Prediction Methodology

To make predictions about how CDs will go without having polling data, we have to assemble some other data. In particular, for each CD we know the PVI, the 2008 election results, whether the incumbent is running again, and if so, how firmly established the representative is (i.e., how many elections has he or she won).

With this data available, here is the algorithm used in the table below. These predictions (given in the last column) will be used as our default value until a poll is published. For every race, each of the following steps is evaluated in order until one of them applies.

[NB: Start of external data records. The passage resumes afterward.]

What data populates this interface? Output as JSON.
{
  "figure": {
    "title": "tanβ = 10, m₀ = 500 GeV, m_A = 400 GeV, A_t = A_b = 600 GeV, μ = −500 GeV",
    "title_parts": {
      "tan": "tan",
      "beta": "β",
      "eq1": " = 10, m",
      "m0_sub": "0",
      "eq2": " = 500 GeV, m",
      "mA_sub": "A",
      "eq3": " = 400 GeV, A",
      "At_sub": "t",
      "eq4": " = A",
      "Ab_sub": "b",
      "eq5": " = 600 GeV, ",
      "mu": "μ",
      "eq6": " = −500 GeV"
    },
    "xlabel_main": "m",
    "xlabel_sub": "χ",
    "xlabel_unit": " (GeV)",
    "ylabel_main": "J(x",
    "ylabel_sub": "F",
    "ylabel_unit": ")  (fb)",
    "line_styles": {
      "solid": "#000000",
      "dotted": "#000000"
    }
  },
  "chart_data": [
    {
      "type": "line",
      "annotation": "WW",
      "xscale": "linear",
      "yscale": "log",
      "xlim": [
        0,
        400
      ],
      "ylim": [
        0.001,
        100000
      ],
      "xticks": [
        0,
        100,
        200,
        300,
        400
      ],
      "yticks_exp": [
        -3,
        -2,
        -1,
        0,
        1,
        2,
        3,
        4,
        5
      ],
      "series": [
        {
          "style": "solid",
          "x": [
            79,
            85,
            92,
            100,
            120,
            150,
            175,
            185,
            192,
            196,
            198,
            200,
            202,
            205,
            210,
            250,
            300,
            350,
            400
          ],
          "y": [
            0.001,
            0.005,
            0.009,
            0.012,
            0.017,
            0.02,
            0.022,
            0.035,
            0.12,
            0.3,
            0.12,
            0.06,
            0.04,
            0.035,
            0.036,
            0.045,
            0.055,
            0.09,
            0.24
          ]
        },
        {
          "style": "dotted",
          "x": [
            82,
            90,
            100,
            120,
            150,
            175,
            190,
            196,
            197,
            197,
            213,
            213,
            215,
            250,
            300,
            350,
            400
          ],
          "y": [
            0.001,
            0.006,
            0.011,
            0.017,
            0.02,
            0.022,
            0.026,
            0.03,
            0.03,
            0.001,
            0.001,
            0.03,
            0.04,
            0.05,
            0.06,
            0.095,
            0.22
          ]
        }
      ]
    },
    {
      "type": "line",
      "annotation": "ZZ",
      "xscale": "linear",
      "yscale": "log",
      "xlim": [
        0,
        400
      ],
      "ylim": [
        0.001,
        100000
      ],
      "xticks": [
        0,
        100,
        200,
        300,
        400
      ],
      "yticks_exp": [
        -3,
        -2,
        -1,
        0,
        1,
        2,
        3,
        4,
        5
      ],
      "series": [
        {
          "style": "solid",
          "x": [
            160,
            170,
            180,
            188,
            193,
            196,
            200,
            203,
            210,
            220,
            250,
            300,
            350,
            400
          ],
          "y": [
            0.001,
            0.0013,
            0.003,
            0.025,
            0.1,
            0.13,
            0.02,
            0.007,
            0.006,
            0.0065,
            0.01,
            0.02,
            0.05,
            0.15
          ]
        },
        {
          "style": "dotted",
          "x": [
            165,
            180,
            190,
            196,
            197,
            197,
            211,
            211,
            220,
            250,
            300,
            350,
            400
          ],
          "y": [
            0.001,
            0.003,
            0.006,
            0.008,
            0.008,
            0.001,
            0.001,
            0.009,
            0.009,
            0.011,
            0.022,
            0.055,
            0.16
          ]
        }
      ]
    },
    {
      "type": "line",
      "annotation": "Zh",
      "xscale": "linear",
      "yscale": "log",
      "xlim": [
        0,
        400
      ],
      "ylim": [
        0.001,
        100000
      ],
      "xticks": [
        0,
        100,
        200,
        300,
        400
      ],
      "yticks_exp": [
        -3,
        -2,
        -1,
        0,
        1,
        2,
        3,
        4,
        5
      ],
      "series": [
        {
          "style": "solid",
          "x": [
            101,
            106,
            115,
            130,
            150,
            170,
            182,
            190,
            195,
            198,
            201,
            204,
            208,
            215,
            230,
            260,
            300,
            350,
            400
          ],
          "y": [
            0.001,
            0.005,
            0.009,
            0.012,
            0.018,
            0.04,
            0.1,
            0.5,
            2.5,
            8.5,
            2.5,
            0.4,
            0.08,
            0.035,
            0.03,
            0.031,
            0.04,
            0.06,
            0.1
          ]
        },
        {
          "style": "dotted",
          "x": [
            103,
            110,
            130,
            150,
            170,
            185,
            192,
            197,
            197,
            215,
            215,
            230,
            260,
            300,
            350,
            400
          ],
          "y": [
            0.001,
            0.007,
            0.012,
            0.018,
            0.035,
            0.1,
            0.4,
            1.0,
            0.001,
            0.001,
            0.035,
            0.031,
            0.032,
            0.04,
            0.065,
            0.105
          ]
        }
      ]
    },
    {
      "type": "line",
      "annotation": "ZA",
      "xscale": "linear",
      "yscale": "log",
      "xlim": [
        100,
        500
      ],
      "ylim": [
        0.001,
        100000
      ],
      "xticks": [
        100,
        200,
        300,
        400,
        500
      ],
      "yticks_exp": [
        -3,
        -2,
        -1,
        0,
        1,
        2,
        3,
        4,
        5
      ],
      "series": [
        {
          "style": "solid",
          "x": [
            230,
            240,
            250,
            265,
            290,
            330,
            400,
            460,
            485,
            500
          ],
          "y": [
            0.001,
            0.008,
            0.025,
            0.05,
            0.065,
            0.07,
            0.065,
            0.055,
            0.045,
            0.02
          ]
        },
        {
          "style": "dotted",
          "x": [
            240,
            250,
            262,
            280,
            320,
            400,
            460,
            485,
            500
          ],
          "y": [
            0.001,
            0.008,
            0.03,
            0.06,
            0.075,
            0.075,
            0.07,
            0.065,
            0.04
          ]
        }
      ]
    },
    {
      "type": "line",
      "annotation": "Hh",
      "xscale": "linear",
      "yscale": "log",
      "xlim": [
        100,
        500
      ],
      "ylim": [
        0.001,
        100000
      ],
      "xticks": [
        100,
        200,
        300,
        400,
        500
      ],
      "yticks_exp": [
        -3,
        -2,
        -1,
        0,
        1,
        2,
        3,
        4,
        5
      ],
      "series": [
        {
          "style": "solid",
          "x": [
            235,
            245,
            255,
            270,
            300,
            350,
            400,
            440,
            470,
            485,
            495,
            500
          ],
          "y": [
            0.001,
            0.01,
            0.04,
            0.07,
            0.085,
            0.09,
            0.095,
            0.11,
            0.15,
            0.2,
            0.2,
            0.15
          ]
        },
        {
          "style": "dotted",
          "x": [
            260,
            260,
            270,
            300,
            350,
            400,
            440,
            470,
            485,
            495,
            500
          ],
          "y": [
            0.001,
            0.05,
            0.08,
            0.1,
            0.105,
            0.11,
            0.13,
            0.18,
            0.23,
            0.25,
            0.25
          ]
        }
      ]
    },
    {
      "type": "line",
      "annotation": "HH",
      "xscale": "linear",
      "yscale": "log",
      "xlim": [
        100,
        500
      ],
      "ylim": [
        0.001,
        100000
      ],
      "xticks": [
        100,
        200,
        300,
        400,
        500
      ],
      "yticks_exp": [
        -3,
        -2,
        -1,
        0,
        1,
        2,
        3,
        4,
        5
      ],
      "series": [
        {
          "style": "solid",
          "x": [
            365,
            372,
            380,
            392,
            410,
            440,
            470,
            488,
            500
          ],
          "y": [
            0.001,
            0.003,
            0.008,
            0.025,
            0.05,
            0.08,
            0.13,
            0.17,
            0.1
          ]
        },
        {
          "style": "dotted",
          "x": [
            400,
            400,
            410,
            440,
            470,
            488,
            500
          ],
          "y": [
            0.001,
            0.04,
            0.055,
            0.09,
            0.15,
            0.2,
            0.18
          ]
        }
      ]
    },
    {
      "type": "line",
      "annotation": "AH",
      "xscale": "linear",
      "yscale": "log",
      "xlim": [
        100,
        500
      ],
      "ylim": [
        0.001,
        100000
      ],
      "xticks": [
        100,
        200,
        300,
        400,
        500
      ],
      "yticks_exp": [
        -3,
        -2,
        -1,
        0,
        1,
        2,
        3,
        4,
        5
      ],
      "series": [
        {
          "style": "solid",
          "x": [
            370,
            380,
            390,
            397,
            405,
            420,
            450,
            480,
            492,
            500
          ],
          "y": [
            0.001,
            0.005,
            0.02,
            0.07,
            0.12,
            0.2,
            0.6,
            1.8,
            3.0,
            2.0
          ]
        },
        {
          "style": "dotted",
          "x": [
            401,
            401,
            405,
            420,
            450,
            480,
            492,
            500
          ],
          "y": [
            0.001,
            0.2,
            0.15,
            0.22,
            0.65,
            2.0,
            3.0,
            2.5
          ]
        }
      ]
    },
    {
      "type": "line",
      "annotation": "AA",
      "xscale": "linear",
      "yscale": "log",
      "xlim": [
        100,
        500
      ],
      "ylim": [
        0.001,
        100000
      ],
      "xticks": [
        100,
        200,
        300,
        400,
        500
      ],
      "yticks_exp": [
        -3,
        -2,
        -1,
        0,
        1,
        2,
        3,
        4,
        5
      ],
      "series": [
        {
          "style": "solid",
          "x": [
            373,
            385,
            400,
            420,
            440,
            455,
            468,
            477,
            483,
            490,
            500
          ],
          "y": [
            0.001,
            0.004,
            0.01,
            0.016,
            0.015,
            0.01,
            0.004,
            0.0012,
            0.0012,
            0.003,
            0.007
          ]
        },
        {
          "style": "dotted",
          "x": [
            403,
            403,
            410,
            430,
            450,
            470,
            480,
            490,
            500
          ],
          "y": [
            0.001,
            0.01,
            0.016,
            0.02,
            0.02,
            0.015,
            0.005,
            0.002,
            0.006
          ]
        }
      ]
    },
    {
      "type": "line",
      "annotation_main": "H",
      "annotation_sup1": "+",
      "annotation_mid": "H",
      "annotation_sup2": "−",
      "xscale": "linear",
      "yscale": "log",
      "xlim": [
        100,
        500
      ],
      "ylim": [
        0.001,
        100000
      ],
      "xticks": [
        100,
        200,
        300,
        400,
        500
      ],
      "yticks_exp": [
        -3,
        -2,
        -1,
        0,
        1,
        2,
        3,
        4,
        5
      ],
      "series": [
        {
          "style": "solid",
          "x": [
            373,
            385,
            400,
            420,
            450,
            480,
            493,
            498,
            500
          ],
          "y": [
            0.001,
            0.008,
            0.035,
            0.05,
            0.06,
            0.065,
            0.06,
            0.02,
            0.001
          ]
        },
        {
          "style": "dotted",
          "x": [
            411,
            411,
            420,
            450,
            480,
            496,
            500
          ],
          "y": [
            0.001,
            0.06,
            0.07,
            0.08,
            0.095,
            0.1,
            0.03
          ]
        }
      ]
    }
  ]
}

1. If a candidate has no major party opponent, the candidate wins.
2. An incumbent who got >= 58% of the vote in a contested 2008 election wins.
3. Any CD where the 2008 race was decided by less than 3% is a tossup.
4. Any incumbent first elected before 2000 wins.
5. Any Republican incumbents in a district that is R+3 or more wins.
6. Any Democratic incumbent in districts that is D+8 or more wins.
7. An open seat in an R+5 or more district goes to the Republican.
8. An open seat in a D+5 or more district goes to the Democrat.
9. All other races are Tossups.


If they don't have polling data from a relatively unbiased polling firm, they make assumptions based on the 2008 election. And the 2008 election was heavily Democratic. Nate Silver and the folks at FiveThirtyEight.com use a completely different formula, with much less of a bias from the 2008 election.

I follow both sites, but at the moment, I think that Nate, unfortunately, has the more accurate forecast.